Dwight Merriam describes the important role accessory dwelling units can play in providing affordable housing.
You have probably heard of the term NIMBY, which is the acronym for “Not in My Back Yard.” It is the attitude of some people who are resistant to change and will oppose new developments that they fear will adversely affect them. Most of the NIMBY challenges arise out of attempts to increase residential density and to provide more affordable housing. The fear is that the loss of single-family zoning or the development of a more inclusive housing stock will change the character of existing neighborhoods. The NIMBY opposition is often couched in terms of adverse impacts on the value of existing properties, but the not-so-hidden agenda in many cases is one of class and racial exclusion. Single-family zoning is inherently exclusionary, as is redlining and racially-restrictive covenants (no longer enforceable, but other private restrictions requiring large, expensive homes are still with us).
In recent years, in addition to acknowledging the economic class and racist effects of planning and zoning, there has been an increasing realization that the households excluded through NIMBY opposition are often not all that different than those households who were able to purchase or rent homes in the past, but cannot now because of the lack of affordable housing and the increased cost of housing, both owner-occupied and rental.

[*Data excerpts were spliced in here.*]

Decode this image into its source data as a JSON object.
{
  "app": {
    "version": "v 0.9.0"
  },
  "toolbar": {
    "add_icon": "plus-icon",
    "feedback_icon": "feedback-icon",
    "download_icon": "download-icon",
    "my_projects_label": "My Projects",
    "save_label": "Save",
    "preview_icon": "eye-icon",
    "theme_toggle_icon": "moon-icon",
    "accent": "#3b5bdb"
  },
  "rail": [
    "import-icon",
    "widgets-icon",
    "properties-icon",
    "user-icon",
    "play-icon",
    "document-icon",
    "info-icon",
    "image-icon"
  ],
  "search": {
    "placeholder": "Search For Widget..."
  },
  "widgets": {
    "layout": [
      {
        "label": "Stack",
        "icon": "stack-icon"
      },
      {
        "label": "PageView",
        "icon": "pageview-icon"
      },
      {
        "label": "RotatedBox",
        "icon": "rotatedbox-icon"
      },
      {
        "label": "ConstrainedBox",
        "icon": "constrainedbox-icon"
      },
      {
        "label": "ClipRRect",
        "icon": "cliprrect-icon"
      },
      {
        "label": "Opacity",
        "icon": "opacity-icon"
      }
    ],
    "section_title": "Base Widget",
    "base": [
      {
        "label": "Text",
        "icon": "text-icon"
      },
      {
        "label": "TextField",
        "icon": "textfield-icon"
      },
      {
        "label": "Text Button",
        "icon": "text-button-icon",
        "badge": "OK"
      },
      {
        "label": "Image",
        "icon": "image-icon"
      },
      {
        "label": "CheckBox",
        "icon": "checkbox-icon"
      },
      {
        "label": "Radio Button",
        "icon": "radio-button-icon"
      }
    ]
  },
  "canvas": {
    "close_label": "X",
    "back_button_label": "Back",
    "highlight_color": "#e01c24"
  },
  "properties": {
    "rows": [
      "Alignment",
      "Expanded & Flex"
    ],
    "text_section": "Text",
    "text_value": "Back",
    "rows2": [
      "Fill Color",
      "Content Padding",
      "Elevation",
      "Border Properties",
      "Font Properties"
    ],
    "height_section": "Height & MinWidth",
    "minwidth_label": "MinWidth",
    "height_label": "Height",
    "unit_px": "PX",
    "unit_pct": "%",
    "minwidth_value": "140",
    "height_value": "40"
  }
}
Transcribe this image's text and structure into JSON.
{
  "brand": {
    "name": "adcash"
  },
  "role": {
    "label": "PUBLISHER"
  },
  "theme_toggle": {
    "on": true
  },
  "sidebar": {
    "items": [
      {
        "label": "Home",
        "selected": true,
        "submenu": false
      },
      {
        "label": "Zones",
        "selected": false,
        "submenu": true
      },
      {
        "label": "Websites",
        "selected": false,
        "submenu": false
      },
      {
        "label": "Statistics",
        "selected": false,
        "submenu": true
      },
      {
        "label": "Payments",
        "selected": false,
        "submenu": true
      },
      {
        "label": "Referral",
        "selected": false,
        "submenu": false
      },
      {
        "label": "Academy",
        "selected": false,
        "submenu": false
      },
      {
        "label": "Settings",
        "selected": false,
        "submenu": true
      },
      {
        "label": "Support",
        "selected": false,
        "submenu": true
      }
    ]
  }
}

Indeed, some of those who have been excluded include the children of families in those neighborhoods, children who are now grown up and want to live in those neighborhoods but can’t find affordable housing. Some of the excluded households include single-parents with their children. Among the excluded are empty-nesters, retirees, widows, and widowers.
Five years ago, households of single people in this country came to outnumber those with married couples. With the changing demographics in this country, including smaller and smaller household size, such that not too long from now, the predominant household type will be the single person, attitudes are changing. People are beginning to realize that something must be done to open up opportunities for all types of households and people in a wide range of economic means.
The fact is, in many of our developed communities with the housing stock dating back decades, that housing is now physically, functionally, and economically obsolescent. The single-family detached home in a large lot, designed and built many decades ago for the typical American household of the “Ozzie and Harriet” and “Father Knows Best” era, simply don’t fit the households of today.
This country is beginning to question what is called “single-family zoning.” There is a move afoot to allow denser, smaller units of housing, to be retrofitted in those neighborhoods of old.
This is the YIMBY movement, evidenced by the increasing acceptance of accessory dwelling units. They are sometimes called mother-in-law apartments or granny flats, but they are all accessory dwelling units (ADUs)
The American Planning Association describes the ADU as “a smaller, independent residential dwelling unit located on the same lot as a standalone (i.e., detached) single-family home.” They may be attached to the existing home, they might be developed within the existing home by carving up some of the space, or they may be part of a separate building, such as over the garage or as a freestanding unit placed in the rear yard.
The advantage of ADUs is that they capitalize on the existing infrastructure. No new land is required, and the utilities are readily accessible. The benefits include creating a smaller and more affordable unit for households that otherwise couldn’t find or afford housing. They provide an additional income stream for the owner of the existing house, and often they allow an older person to age in place by giving them an additional income stream and needed companionship and social interaction.
Some states, such as California and Vermont, have state laws that expressly enable the development of ADU’s. Vermont’s law provides: “Except for flood hazard and fluvial erosion area bylaws …, no bylaw shall have the effect of excluding as a permitted use one accessory dwelling unit that is located within or appurtenant to an owner-occupied single-family dwelling. An accessory dwelling unit means an efficiency or one-bedroom apartment that is clearly subordinate to a single-family dwelling, and has facilities and provisions for independent living, including sleeping, food preparation, and sanitation, provided there is compliance with [certain criteria].”
But the most astonishing and breakthrough developments in the YIMBY movement have come from Minneapolis and the state of Oregon.
The Minneapolis City Council late last year voted to amend its land-use plan to provide that every single-family lot may be developed as a matter of right, with up to three dwelling units. The effect of this change could be dramatic. It will likely bring into production a large number of new units, many of them affordable, and many of them sized for the households of today.
Bloomington, Indiana, is considering something similar, to allow up to four units on single-family lots.
Oregon is the first, and so far, the only state in the country, to similarly mandate as a matter of state law that lots in many areas may be developed as of right with two, three, and even four units, and in some instances, with “cottage clusters.”
Will these two landmark initiatives in Minneapolis and Oregon end single-family zoning as we know it? No. There will remain many exclusively single-family neighborhoods. But they will enable a denser and more appropriate housing stock to be developed and, presumably, make our neighborhoods more diverse and inclusive.